🤖 AI Summary
Automatically generating verifiable Python formal specifications remains challenging, and developers often abandon automated verification tools due to the tediousness of manually writing contracts. This work proposes a closed-loop approach that integrates large language models with symbolic execution (CrossHair) to automatically generate and iteratively refine icontract-style contract annotations without modifying the original code. The method leverages feedback from symbolic execution to drive specification refinement and simultaneously produces coverage-guided pytest stubs and debugging artifacts. Experimental results demonstrate that the approach successfully generates CrossHair-compatible specifications for most programs, significantly enhancing the practical feasibility of automated verification, while also revealing real-world limitations arising from the boundaries of symbolic exploration and behavioral discrepancies in large language models.
📝 Abstract
Automatically generating formal specifications could reduce the effort needed to improve program correctness, but in practice, this is still challenging. Many developers avoid writing contracts by hand, which limits the use of automated verification tools.
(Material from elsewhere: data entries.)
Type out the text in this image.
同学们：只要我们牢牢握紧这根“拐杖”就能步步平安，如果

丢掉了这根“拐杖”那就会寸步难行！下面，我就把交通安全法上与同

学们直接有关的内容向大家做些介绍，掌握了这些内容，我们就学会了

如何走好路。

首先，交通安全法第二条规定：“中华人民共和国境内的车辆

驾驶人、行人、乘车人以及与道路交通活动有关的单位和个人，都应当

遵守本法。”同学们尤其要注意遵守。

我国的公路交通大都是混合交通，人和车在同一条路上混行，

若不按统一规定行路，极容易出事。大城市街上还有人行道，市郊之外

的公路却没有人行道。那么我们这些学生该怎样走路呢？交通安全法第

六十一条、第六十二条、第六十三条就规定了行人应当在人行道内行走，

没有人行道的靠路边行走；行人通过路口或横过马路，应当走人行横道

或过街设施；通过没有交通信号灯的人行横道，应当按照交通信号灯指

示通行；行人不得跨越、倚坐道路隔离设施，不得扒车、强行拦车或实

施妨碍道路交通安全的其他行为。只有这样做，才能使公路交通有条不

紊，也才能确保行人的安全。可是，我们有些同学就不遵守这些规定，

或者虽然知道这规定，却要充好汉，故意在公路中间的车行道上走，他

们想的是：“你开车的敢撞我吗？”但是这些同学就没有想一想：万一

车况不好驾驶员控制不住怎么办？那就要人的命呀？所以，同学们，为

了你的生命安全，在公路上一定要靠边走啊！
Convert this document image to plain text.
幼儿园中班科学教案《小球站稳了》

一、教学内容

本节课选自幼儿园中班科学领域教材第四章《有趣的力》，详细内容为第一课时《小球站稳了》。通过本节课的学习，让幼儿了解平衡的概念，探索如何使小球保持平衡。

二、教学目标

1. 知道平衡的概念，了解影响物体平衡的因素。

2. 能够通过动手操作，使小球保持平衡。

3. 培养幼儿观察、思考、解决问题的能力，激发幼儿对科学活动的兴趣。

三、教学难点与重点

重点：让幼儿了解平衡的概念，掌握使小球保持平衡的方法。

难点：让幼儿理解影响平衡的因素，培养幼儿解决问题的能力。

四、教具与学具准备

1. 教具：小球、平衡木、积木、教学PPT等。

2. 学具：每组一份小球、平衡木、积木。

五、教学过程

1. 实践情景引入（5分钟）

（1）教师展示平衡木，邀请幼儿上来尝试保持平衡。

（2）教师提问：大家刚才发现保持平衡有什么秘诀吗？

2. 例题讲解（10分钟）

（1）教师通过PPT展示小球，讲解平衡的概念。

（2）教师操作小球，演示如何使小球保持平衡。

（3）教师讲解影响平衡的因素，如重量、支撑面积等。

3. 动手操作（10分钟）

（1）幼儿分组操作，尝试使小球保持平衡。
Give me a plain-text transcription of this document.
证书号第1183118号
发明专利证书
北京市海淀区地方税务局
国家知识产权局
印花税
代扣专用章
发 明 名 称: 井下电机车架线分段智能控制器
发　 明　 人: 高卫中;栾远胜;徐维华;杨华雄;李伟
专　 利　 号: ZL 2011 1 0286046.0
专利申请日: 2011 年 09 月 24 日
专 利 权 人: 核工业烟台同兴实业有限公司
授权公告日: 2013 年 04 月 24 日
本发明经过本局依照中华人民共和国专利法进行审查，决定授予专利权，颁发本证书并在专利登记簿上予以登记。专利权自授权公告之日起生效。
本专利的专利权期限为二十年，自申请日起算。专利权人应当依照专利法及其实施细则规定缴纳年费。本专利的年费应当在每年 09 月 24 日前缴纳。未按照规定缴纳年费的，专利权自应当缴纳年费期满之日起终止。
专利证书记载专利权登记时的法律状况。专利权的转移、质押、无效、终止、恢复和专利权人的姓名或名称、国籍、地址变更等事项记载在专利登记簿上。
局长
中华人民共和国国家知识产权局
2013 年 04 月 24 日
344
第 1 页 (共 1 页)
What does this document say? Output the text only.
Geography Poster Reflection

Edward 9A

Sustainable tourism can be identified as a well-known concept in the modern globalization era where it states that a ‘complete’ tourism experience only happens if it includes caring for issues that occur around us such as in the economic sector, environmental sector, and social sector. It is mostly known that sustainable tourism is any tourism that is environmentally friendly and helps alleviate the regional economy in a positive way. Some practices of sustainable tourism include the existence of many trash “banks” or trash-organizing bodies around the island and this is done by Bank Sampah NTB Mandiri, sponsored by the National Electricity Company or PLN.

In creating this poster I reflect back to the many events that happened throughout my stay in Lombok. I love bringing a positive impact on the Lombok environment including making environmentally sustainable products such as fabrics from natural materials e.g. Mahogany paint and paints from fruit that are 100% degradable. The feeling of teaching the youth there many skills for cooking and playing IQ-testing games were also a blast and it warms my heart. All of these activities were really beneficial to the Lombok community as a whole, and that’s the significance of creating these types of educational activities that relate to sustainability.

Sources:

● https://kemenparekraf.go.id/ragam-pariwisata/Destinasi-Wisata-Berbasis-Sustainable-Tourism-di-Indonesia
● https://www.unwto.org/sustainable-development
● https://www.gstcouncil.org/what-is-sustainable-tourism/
Recent large language models (LLMs) can generate specifications from code, but these specifications often fail in terms of verification. The reason is syntax errors, overly strict constraints, or mismatches with program behavior. We present SpecPylot, a Python tool that synthesizes executable specifications for Python programs as icontract annotations and checks them using crosshair's symbolic execution. The tool relies on LLMs to propose candidate contracts and uses crosshair to validate them. When crosshair finds a concrete counterexample, SpecPylot updates only the generated contracts and leaves the program itself untouched. In addition, the tool can produce coverage-driven pytest stubs and keep detailed execution artifacts that are useful during debugging. Overall, the evaluation indicates that SpecPylot is able to generate crosshair-compatible contracts for most programs, but it also highlights the practical limits introduced by bounded symbolic exploration and differences in LLM behavior.